An old move on a new machine
There is a name for the move Maggie was making, and it is older than any machine. You take a problem that looks hopeless in full generality, and instead of rebuilding the procedure, you ask what has to be true about people’s preferences for the procedure to behave. A domain restriction. It is the move Ken-Ichi Inada made on majority rule in the 1960s — and of all the people I have been reading on this trip, his is the work that sits closest to what Maggie and I are actually up to. Restrict the preferences the right way, and the pathology lifts. It is an old habit of ours,2 and watching her turn it on a language model felt less like a leap than like the next case.
What stays with me is how old the decisive idea turns out to be — that you understand a system by understanding what the people inside it want. It is older than the transistor, and it is still the sharpest thing anyone has said about artificial intelligence. The machine was never the mystery. We are. Maggie has the proof. I just had the good seat.

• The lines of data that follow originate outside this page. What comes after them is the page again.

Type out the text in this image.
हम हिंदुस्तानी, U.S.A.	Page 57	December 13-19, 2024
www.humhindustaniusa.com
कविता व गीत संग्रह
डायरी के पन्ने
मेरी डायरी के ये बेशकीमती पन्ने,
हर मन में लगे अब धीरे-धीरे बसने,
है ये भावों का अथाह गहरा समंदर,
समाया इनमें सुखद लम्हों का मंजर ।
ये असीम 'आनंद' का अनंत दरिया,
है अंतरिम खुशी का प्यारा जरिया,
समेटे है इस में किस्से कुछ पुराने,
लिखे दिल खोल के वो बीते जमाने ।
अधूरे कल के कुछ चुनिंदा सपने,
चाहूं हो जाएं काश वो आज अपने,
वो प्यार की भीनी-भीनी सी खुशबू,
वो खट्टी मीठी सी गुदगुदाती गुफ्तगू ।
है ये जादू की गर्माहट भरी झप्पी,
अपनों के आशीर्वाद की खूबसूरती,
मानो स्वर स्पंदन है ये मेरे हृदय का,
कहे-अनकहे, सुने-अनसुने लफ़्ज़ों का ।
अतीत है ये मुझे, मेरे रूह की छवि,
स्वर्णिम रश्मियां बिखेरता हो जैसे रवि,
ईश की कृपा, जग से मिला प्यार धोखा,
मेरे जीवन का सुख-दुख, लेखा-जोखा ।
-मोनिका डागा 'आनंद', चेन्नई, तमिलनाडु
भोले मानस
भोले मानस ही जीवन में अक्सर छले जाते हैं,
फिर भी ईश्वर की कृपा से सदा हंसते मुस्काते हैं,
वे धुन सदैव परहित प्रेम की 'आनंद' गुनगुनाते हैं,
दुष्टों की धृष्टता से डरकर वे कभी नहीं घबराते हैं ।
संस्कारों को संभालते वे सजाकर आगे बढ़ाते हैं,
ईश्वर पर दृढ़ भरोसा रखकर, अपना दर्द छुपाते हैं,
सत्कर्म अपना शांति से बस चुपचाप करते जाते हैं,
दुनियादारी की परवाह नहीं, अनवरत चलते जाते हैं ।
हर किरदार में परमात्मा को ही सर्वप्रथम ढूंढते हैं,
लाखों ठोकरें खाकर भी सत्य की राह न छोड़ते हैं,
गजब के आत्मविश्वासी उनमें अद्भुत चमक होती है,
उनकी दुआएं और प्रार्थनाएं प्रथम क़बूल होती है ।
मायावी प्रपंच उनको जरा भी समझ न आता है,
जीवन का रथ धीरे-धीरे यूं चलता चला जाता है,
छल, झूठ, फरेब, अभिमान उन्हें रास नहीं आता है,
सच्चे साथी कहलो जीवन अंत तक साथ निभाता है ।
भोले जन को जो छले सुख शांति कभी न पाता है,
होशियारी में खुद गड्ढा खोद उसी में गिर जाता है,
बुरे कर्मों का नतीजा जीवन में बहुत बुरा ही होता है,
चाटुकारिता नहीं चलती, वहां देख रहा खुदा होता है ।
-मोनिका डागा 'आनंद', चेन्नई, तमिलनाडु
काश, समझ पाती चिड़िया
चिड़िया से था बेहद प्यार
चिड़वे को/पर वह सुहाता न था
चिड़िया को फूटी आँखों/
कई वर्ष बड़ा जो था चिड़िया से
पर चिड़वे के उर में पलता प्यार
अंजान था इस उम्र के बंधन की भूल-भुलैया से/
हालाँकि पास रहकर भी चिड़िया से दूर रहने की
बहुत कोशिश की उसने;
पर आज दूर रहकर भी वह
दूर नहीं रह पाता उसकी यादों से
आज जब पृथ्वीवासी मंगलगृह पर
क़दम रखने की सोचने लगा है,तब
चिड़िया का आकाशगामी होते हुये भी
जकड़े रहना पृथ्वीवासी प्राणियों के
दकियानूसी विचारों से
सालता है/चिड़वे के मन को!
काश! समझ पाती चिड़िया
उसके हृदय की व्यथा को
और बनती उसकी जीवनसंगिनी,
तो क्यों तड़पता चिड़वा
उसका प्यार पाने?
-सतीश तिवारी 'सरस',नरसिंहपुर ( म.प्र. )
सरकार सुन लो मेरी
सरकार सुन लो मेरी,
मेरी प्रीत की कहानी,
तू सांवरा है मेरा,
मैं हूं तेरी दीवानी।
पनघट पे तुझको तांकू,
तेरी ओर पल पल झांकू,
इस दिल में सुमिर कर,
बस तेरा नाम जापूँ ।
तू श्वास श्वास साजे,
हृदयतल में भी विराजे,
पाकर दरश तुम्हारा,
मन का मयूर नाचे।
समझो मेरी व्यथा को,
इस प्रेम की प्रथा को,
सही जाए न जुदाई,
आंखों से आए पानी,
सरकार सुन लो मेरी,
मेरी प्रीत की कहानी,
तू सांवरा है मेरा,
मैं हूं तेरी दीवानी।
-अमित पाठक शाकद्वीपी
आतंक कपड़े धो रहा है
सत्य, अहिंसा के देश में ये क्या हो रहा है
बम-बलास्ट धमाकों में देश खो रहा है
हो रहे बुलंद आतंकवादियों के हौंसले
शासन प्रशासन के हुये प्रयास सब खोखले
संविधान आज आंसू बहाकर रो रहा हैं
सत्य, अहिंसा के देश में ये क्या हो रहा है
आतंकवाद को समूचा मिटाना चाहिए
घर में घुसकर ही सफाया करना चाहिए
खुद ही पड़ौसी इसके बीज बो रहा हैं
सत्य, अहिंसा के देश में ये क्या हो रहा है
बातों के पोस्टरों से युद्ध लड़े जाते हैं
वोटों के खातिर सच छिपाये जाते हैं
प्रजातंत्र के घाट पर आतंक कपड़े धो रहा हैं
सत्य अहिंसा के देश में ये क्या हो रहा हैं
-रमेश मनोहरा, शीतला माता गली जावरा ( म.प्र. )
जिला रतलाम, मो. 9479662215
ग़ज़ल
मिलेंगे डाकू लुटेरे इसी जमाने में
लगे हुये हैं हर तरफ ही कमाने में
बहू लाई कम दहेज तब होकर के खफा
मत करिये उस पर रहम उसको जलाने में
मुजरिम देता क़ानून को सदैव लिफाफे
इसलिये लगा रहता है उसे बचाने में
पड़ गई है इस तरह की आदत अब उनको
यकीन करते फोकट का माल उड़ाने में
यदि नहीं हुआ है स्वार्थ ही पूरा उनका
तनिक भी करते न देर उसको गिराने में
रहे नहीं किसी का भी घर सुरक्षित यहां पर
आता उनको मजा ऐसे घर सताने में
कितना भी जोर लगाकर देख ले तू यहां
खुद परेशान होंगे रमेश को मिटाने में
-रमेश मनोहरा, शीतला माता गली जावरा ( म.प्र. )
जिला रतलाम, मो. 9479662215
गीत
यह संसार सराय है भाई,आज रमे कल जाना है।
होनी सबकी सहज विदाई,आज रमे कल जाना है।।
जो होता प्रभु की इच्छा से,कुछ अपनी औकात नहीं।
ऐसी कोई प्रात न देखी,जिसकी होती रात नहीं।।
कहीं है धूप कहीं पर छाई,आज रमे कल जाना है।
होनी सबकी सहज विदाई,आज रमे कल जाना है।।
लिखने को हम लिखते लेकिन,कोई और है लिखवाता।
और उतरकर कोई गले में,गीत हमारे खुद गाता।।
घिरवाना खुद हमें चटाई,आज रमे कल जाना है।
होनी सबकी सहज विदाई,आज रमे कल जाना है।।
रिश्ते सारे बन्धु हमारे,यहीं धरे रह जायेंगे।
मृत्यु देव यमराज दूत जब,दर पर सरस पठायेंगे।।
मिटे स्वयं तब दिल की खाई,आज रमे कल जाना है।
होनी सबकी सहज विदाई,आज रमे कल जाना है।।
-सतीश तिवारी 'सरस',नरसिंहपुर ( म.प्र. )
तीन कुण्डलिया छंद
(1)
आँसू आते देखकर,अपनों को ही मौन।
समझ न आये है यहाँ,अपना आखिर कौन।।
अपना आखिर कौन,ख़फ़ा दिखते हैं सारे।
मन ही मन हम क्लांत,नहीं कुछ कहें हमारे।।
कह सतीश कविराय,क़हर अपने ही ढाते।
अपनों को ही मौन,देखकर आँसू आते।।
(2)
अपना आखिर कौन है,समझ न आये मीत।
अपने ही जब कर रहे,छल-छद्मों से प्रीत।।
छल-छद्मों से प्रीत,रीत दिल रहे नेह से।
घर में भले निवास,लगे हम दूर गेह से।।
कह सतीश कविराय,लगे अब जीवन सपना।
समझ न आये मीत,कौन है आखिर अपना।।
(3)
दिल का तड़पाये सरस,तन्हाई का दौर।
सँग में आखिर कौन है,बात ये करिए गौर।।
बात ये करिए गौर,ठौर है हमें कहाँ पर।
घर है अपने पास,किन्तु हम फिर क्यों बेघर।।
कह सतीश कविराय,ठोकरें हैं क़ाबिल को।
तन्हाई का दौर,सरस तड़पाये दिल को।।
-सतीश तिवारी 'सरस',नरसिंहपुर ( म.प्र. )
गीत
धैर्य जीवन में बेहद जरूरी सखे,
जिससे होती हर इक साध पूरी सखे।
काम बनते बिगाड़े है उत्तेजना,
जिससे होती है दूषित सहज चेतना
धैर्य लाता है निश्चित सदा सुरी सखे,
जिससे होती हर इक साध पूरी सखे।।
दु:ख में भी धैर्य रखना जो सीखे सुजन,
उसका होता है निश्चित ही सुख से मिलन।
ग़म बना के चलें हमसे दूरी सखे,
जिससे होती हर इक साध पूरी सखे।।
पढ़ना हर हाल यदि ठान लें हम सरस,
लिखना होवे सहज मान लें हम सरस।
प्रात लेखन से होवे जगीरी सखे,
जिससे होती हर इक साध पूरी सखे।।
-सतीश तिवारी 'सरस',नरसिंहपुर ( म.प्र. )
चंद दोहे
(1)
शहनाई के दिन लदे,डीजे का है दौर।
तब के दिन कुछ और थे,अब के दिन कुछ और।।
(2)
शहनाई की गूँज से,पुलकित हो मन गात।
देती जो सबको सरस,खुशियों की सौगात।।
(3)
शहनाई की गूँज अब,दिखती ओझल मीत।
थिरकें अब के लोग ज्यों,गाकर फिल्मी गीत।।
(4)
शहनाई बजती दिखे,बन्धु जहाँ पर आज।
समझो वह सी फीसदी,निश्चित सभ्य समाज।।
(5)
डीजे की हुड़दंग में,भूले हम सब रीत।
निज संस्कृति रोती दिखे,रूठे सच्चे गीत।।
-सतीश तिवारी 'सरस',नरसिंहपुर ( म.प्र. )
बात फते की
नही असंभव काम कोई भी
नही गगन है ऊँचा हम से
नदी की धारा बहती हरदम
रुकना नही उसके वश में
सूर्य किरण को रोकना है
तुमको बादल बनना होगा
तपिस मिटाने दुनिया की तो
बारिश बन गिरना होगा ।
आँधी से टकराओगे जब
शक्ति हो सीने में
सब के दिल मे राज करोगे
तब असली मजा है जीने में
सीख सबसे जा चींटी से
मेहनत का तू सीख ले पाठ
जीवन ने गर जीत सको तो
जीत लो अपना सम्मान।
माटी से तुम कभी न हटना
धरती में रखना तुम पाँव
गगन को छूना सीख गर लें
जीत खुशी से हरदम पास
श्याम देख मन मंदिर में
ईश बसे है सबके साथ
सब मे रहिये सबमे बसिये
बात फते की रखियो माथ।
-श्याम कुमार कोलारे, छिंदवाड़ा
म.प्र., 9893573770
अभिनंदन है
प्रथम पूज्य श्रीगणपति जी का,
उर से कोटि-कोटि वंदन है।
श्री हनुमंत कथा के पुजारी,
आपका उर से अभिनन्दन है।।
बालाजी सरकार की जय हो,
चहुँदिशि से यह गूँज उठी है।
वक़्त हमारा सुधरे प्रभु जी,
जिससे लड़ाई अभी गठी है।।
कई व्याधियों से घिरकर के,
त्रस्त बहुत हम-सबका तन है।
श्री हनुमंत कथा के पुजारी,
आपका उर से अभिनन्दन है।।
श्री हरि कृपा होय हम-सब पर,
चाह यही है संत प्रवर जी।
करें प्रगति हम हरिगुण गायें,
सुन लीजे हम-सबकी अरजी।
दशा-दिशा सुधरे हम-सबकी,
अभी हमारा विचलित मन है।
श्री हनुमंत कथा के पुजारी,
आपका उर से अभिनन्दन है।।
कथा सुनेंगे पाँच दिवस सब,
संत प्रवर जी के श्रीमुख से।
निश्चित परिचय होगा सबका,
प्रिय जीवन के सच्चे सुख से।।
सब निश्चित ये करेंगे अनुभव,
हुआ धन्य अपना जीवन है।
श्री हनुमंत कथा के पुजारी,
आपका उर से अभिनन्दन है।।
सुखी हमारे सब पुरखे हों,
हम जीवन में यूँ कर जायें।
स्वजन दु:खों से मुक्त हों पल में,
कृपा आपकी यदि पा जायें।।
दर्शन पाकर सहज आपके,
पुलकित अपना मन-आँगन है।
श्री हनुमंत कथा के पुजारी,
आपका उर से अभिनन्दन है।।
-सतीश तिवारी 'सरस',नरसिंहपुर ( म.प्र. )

With that, I leave you with this.
Notes
1 I am gliding over a real subtlety, which Maggie did not. Even when the direction of incentives lines up, the institution and the public can still want different thresholds: the institution, not paying the costs people pay to comply, tends to demand more compliance than is actually good for them. Orientation is where alignment comes cheap. The exact cutoff is another matter, and a less comfortable one.

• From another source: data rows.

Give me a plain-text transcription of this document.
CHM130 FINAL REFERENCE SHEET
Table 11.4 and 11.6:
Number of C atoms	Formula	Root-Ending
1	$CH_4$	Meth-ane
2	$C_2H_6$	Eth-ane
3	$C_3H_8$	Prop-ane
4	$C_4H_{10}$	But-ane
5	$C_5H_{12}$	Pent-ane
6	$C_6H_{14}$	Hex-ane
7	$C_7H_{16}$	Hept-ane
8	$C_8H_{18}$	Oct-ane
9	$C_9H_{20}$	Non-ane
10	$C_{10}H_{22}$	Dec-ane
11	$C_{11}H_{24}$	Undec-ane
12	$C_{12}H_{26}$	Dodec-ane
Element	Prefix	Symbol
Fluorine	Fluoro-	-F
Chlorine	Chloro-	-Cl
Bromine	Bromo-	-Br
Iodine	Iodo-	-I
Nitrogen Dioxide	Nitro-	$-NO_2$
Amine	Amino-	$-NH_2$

2 With Sean Gailmard we have argued that single-peaked preferences do not defang the Gibbard–Satterthwaite theorem the way the folklore assumes: even when the policy space is one-dimensional, the incentive to misrepresent stays endemic [Elizabeth Maggie Penn, John W. Patty, and Sean Gailmard, “Manipulation and Single-Peakedness: A General Result,” American Journal of Political Science 55(2), 2011, 436–449]. The three of us also showed that on that same single-peaked domain, weak Pareto and independence of irrelevant alternatives force a rule to be neutral — so that bicameralism, supermajority quotas, vetoes, and gatekeeping all sit outside it [Sean Gailmard, John W. Patty, and Elizabeth Maggie Penn, “Arrow’s Theorem on Single-Peaked Preference Domains,” in Enriqueta Aragones, Carmen Bevia, Humberto Llavador, and Norman Schofield, eds., The Political Economy of Democracy, Bilbao: BBVA Foundation, 2009]. Asking what people want, instead of rebuilding the rule, is an old habit for us.